Nelle capanne di Cayapò si racconta un’antica leggenda...
.. molti anni fa si abbatterono nella zona carestia e siccità senza precedenti. Per trovare un po’ d’acqua, bisognava fare un lunghissimo viaggio fino al grande fiume. Ma chi poteva fare un simile viaggio? Nessuno ne aveva la forza perché il cibo era estremamente scarso e tutti erano ridotti come scheletri. E, anche se qualcuno fosse riuscito a raggiungerlo, come riportare abbastanza acqua per dissetare tutta la tribù? Il calore implacabile del sole faceva morire tutto. Morivano i pesci boccheggiando nella fanghiglia bollente che restava sul fondo dei laghi, morivano gli uccelli appollaiati sui rami spogli degli alberi, morivano gli animali della foresta in riva ai ruscelli.
Il villaggio, che prima risuonava chiassoso e vitale, era diventato simile a un grande cimitero. La sete aveva già ucciso tanti bambini, giovani e adulti. Si pensò a varie soluzioni per trovare l’acqua, ma nemmeno lo stregone con le sue magie riuscì a risolvere la situazione.

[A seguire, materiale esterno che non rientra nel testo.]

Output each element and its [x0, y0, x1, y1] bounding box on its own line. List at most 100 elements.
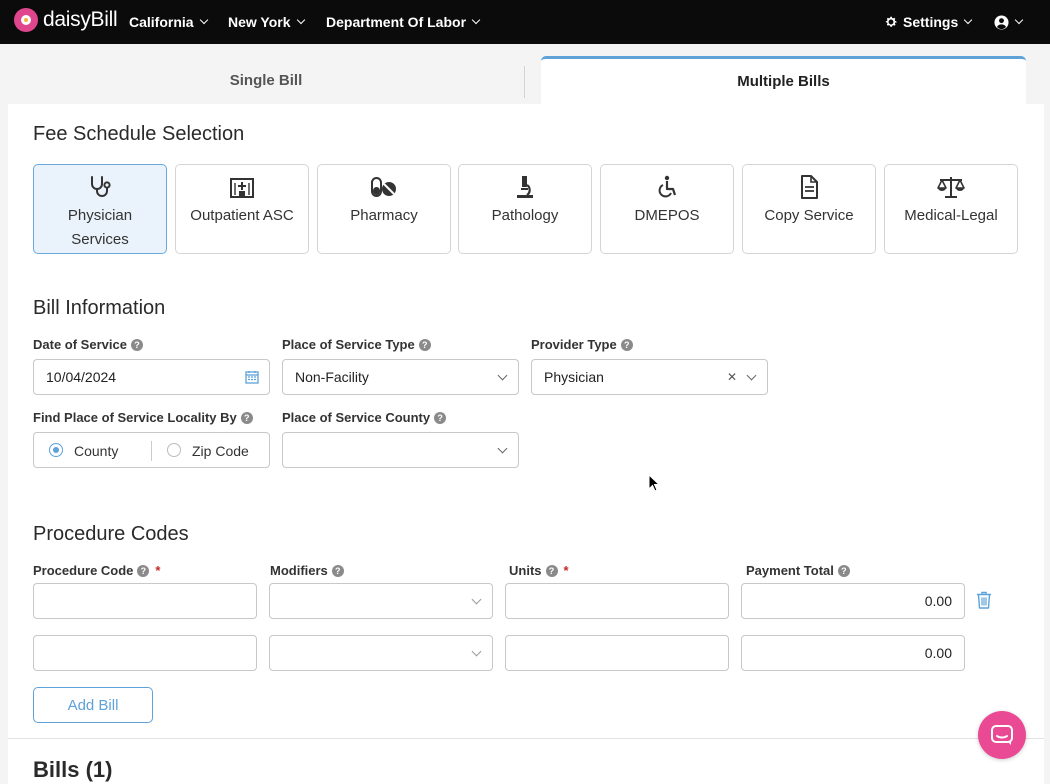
fee-option-label: Physician Services	[67, 207, 133, 248]
fee-option-dmepos[interactable]: DMEPOS	[600, 164, 734, 254]
pos-type-value: Non-Facility	[295, 369, 369, 385]
procedure-code-header: Procedure Code ? *	[33, 563, 160, 578]
nav-settings-dropdown[interactable]: Settings	[884, 0, 973, 44]
help-icon[interactable]: ?	[434, 411, 447, 424]
nav-user-dropdown[interactable]	[994, 0, 1024, 44]
bill-info-title: Bill Information	[33, 297, 166, 319]
date-of-service-label-text: Date of Service	[33, 337, 127, 352]
county-select[interactable]	[282, 432, 519, 468]
wheelchair-icon	[658, 175, 677, 198]
fee-option-medical-legal[interactable]: Medical-Legal	[884, 164, 1018, 254]
modifiers-header: Modifiers ?	[270, 563, 344, 578]
payment-total-header: Payment Total ?	[746, 563, 850, 578]
chevron-down-icon	[746, 370, 757, 381]
provider-type-select[interactable]: Physician ✕	[531, 359, 768, 395]
fee-option-label: Copy Service	[764, 207, 854, 224]
county-label: Place of Service County ?	[282, 410, 447, 425]
help-icon[interactable]: ?	[137, 564, 150, 577]
procedure-code-header-text: Procedure Code	[33, 563, 134, 578]
fee-schedule-title: Fee Schedule Selection	[33, 123, 245, 145]
clear-icon[interactable]: ✕	[727, 370, 737, 384]
nav-state-label: California	[129, 14, 194, 30]
fee-option-pharmacy[interactable]: Pharmacy	[317, 164, 451, 254]
chevron-down-icon	[296, 15, 305, 25]
fee-option-copy-service[interactable]: Copy Service	[742, 164, 876, 254]
fee-option-label: Pharmacy	[350, 207, 418, 224]
gear-icon	[885, 16, 897, 27]
fee-option-label: Outpatient ASC	[190, 207, 294, 224]
modifiers-select-1[interactable]	[269, 583, 493, 619]
fee-option-label: DMEPOS	[634, 207, 700, 224]
help-icon[interactable]: ?	[545, 564, 558, 577]
date-of-service-input[interactable]: 10/04/2024	[33, 359, 270, 395]
locality-radio-group: County Zip Code	[33, 432, 270, 468]
brand-name: daisyBill	[43, 8, 118, 31]
payment-total-input-1[interactable]: 0.00	[741, 583, 965, 619]
radio-zip-code[interactable]	[167, 443, 181, 457]
modifiers-header-text: Modifiers	[270, 563, 328, 578]
nav-city-dropdown[interactable]: New York	[228, 0, 305, 44]
top-navbar: daisyBill California New York Department…	[0, 0, 1050, 44]
chevron-down-icon	[1014, 15, 1024, 25]
add-bill-button[interactable]: Add Bill	[33, 687, 153, 723]
scales-icon	[937, 177, 965, 198]
bills-title: Bills (1)	[33, 757, 113, 782]
bill-mode-tabs: Single Bill Multiple Bills	[8, 56, 1044, 104]
payment-total-input-2[interactable]: 0.00	[741, 635, 965, 671]
chat-icon	[991, 725, 1013, 745]
procedure-code-input-2[interactable]	[33, 635, 257, 671]
fee-option-physician-services[interactable]: Physician Services	[33, 164, 167, 254]
locality-label: Find Place of Service Locality By ?	[33, 410, 253, 425]
help-icon[interactable]: ?	[240, 411, 253, 424]
trash-icon[interactable]	[976, 591, 992, 609]
fee-option-label: Pathology	[491, 207, 559, 224]
radio-zip-code-label[interactable]: Zip Code	[192, 443, 249, 459]
required-marker: *	[563, 563, 569, 578]
units-input-2[interactable]	[505, 635, 729, 671]
document-icon	[801, 175, 818, 199]
locality-label-text: Find Place of Service Locality By	[33, 410, 237, 425]
units-input-1[interactable]	[505, 583, 729, 619]
provider-type-value: Physician	[544, 369, 604, 385]
mouse-cursor-icon	[648, 474, 660, 492]
nav-agency-dropdown[interactable]: Department Of Labor	[326, 0, 481, 44]
nav-settings-label: Settings	[903, 14, 959, 30]
pos-type-label-text: Place of Service Type	[282, 337, 415, 352]
tab-single-bill[interactable]: Single Bill	[8, 56, 524, 104]
tab-divider	[524, 66, 525, 98]
stethoscope-icon	[91, 176, 111, 197]
chevron-down-icon	[471, 15, 481, 25]
fee-option-outpatient-asc[interactable]: Outpatient ASC	[175, 164, 309, 254]
required-marker: *	[155, 563, 161, 578]
provider-type-label-text: Provider Type	[531, 337, 617, 352]
chevron-down-icon	[497, 443, 508, 454]
help-icon[interactable]: ?	[418, 338, 431, 351]
help-icon[interactable]: ?	[130, 338, 143, 351]
procedure-code-input-1[interactable]	[33, 583, 257, 619]
nav-state-dropdown[interactable]: California	[129, 0, 208, 44]
chevron-down-icon	[199, 15, 208, 25]
pills-icon	[371, 177, 396, 197]
calendar-icon[interactable]	[245, 370, 259, 384]
units-header-text: Units	[509, 563, 542, 578]
nav-agency-label: Department Of Labor	[326, 14, 467, 30]
radio-county[interactable]	[49, 443, 63, 457]
units-header: Units ? *	[509, 563, 569, 578]
provider-type-label: Provider Type ?	[531, 337, 633, 352]
help-icon[interactable]: ?	[620, 338, 633, 351]
fee-option-label: Medical-Legal	[904, 207, 998, 224]
pos-type-select[interactable]: Non-Facility	[282, 359, 519, 395]
user-circle-icon	[994, 14, 1009, 30]
radio-separator	[151, 441, 152, 461]
brand[interactable]: daisyBill	[14, 8, 118, 32]
pos-type-label: Place of Service Type ?	[282, 337, 431, 352]
help-icon[interactable]: ?	[837, 564, 850, 577]
tab-multiple-bills[interactable]: Multiple Bills	[541, 56, 1026, 104]
chevron-down-icon	[471, 594, 482, 605]
help-icon[interactable]: ?	[331, 564, 344, 577]
chevron-down-icon	[963, 15, 973, 25]
fee-option-pathology[interactable]: Pathology	[458, 164, 592, 254]
radio-county-label[interactable]: County	[74, 443, 118, 459]
modifiers-select-2[interactable]	[269, 635, 493, 671]
chat-launcher-button[interactable]	[978, 711, 1026, 759]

Il vecchio cacico (dal termine spagnolo “cacique” che significa capo), con gli occhi pieni di tristezza e il cuore spezzato dal dolore, vedeva di giorno in giorno assottigliarsi la tribù.
E così prese una decisione. Un giorno raccolse le ultime forze, radunò i superstiti, fece portare e distribuire il poco cibo che restava e tenne un discorso
–E’ bene che tutti mangino per riprendere le forze. Io non mangerò, forse Tupà vuole un sacrificio. Io non mangerò più, resterò in preghiera fino al sopraggiungere della morte. Sono vecchio e non ho più alcun diritto, voi invece dovete mangiare e vivere perché la tribù possa continuare-.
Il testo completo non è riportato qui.